Bayer sold its diabetes business to Panasonic Healthcare. The Japanese medical giant agreed to pay €1 billion ($1.2 billion) for the unit, which it will combine with its own blood glucose monitoring business. The sector is getting hit by falling government subsidies, but Panasonic plans to combine the businesses to reduce costs.

The US pulled back on its attempt to export its insane drug prices. American negotiators gave up on efforts to include drug price protections in the Trans-Pacific Partnership trade pact. But it’s still angling to give big pharmaceutical companies more leverage against foreign governments.

Microsoft rolled out its gigantic new tablet. The touchscreen Surface Hub comes in 55- and 84-inch (137-213 cm) versions. Unlike most consumer electronics, it is made in America.

Quartz obsession interlude

Melvin Backman on tectonic shifts in the energy sector: “Thanks to controversial fracking techniques and massive investments in shale, the US has raised its oil output dramatically.
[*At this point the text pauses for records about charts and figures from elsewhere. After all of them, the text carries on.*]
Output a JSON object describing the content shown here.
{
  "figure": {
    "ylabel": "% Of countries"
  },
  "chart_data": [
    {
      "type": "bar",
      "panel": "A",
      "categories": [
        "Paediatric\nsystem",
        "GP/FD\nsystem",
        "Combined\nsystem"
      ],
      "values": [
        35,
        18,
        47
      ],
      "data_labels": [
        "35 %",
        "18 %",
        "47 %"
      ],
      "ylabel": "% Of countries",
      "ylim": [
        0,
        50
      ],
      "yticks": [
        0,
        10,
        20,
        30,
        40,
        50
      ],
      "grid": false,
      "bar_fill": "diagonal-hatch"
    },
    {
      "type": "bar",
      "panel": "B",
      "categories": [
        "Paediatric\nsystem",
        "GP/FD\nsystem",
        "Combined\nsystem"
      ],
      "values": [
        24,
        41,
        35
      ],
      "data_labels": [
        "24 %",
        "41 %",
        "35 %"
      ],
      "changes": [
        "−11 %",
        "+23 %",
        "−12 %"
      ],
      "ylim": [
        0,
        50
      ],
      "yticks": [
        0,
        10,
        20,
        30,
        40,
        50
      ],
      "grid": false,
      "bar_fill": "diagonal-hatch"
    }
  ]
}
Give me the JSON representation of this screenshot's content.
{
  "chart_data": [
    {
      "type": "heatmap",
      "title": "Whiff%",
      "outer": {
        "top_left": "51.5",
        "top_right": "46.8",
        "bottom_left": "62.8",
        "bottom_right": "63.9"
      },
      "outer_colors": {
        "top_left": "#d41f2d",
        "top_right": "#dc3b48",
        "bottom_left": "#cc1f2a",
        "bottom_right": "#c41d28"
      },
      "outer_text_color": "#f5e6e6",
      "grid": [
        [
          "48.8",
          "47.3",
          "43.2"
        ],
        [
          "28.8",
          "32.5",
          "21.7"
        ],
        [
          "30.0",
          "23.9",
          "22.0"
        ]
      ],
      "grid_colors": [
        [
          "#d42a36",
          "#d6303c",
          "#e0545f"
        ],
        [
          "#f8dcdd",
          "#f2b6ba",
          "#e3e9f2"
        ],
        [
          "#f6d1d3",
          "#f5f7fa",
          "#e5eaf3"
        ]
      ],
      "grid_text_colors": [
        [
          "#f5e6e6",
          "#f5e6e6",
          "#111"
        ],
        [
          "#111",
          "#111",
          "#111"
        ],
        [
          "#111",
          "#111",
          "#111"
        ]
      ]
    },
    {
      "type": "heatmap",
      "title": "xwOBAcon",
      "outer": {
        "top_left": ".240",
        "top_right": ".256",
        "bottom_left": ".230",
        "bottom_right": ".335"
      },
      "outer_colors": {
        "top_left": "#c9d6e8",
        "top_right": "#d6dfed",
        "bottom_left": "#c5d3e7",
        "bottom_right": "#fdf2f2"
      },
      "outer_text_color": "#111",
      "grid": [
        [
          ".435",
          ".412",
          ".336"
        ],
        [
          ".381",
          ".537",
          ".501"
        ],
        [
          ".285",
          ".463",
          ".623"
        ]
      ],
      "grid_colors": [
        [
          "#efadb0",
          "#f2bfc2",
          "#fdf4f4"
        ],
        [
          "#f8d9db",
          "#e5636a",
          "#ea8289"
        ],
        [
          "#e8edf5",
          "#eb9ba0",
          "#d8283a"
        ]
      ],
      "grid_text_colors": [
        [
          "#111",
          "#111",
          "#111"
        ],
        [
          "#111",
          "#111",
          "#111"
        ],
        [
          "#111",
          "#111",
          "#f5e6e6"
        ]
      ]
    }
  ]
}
It now produces more of the stuff than Saudi Arabia for the first time since 1991—a fact that gives an extra edge to the two countries’ battle for energy supremacy.” Read more here.

Matters of debate

Developing economies are leaking dirty money. For every $1 invested or donated in the Philippines, almost $5 leaves illicitly.

It’s time for central banks to abandon zero percent interest rates. The strategy has outlived its usefulness.

Lawsuits against governments are getting out of hand. Too many corporations are abusing the system.

Electricity is just about everything in Africa. Former UK PM Tony Blair argues it is the precondition for success.

Failure is preferable to delay. “Before I begin” is the most destructive phrase in the English language.

Surprising discoveries

Scientists invented a computer that runs on water. Alas, its function is limited to mixing and matching droplets.

Surgeons used 3D printing to separate conjoined twins. They used a printed model of their bodies to plan the operation.

Jamie Dimon wants to mansplain banking to Elizabeth Warren. He doesn’t think she “fully understands the global banking system.”

More than 5,000 streets in Russia are named after Lenin. But only one bears the name of Vladimir Putin.

US-Cuban diplomatic relations are trickling into fashion. Fidel lookalikes are showing up in magazine spreads.